In the 1987 election, Hatfield's PC Party lost every seat in the legislature, a wipeout on a scale that had not been seen in Canada in over half a century. Hatfield was soundly defeated in his own riding by the Liberal, Allison DeLong, and lost by 18 points. Hatfield resigned as Premier of New Brunswick and as party leader.

== Later years and death ==
In 1990, he was appointed to the Senate of Canada by Governor General Ray Hnatyshyn, on the advice of Brian Mulroney.

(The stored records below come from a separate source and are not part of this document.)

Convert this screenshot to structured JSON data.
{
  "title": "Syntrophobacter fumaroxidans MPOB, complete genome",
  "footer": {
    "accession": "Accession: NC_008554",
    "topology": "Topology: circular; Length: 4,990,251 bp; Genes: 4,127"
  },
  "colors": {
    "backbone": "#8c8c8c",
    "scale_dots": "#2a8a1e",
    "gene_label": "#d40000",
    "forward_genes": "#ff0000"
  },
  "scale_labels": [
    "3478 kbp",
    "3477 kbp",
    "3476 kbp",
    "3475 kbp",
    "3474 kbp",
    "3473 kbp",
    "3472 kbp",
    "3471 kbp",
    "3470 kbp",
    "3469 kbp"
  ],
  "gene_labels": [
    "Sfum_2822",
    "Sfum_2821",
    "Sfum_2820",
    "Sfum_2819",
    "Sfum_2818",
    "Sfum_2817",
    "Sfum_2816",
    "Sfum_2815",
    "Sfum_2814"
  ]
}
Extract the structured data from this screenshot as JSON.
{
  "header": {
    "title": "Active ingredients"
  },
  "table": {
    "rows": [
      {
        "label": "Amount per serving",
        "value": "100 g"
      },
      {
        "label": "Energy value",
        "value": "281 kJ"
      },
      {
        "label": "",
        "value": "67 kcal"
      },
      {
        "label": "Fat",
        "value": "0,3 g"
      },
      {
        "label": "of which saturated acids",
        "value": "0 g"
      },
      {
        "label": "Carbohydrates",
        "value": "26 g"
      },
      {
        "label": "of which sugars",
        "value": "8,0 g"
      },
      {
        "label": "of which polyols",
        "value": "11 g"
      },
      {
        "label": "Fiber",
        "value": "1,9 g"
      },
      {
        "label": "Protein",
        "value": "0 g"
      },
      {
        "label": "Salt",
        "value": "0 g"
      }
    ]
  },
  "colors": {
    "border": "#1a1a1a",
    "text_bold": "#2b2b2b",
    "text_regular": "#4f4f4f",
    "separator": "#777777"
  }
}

Soon after taking up his appointment, he was stricken with an inoperable brain tumour and died in 1991, at the age of 60. His memorial service, which was held at the Christ Church Cathedral in Fredericton, New Brunswick, was attended by Premiers and Prime Ministers, friends and opponents.

== Personal life ==
It was a widely known open secret that Hatfield was gay; in the 1978 provincial election, New Brunswick Liberal Party leader Joseph Daigle attracted criticism for a campaign speech in which he referred to Hatfield as a "faded pansy". Janet Cawley of the Chicago Tribune called him, "a flamboyant, eccentric and controversial figure with a penchant for modern art, rock and roll, and New York night life". His critics nicknamed him "Disco Dick". Despite this, he never officially came out as such during his lifetime, and his sexual orientation only began to be discussed on the record in media and biographical sources after his death. Hatfield said of his bachelor lifestyle, "the nuclear family—one wife, two kids and one dog—looks nice on Christmas cards, but they pay an awful price".

In 2019, it was alleged that during the 1940s, Hatfield fathered a child, John Hall, with Izetta "Toodie" McKeil, a young woman from Hatfield's hometown.